Hospital AKI Detection System

Kubernetes-based real-time acute kidney injury detection from live HL7 laboratory streams with pager alerts and fault-tolerant inference.

  • GitHub Link
  • |
  • Python
  • Kubernetes
  • Docker
  • HL7 / Kafka
  • Prometheus / Grafana

A production-grade ML system capable of processing streaming hospital lab results, running inference in real time, and dispatching clinical pager alerts when AKI risk is detected.

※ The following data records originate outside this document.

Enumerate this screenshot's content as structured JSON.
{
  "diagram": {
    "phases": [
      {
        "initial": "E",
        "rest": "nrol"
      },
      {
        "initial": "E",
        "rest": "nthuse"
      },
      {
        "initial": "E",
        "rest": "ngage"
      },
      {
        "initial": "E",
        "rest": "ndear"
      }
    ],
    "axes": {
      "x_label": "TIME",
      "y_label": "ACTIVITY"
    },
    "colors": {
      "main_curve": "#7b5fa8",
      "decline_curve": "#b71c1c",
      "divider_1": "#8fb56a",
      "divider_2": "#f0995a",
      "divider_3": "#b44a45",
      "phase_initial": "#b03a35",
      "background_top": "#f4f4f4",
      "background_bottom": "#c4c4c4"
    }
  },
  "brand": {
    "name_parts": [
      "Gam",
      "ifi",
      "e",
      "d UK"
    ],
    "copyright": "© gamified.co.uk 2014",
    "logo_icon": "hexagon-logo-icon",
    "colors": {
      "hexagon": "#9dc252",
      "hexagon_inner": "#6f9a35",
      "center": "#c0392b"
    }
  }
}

Built as a fully fault-tolerant system and validated with chaos-engineering-style failure injection — network partitions, pod evictions, node failures, database restarts, and message backlogs. Sustained 100% uptime over a two-week evaluation and exceeded the NHS baseline for AKI detection with an F3-score of 99.9%.

Key Aspects

  • Real-time streaming — ingested HL7 lab messages via a message broker, running ML inference with sub-second latency and dispatching pager alerts.
  • Fault tolerance — validated via chaos-monkey style failure injection: network partitions, pod evictions, node failures, database restarts, and message backlogs.
  • Observability — Prometheus metrics, Grafana dashboards, and SLO-based alerting with on-call runbooks for operational reliability.
  • Autoscaling & rollouts — horizontal pod autoscaling with graceful rolling deployments and zero-downtime upgrades.
  • Clinical performance — exceeded the NHS baseline for AKI detection, achieving an F3-score of 99.9% over a sustained two-week evaluation with 100% uptime.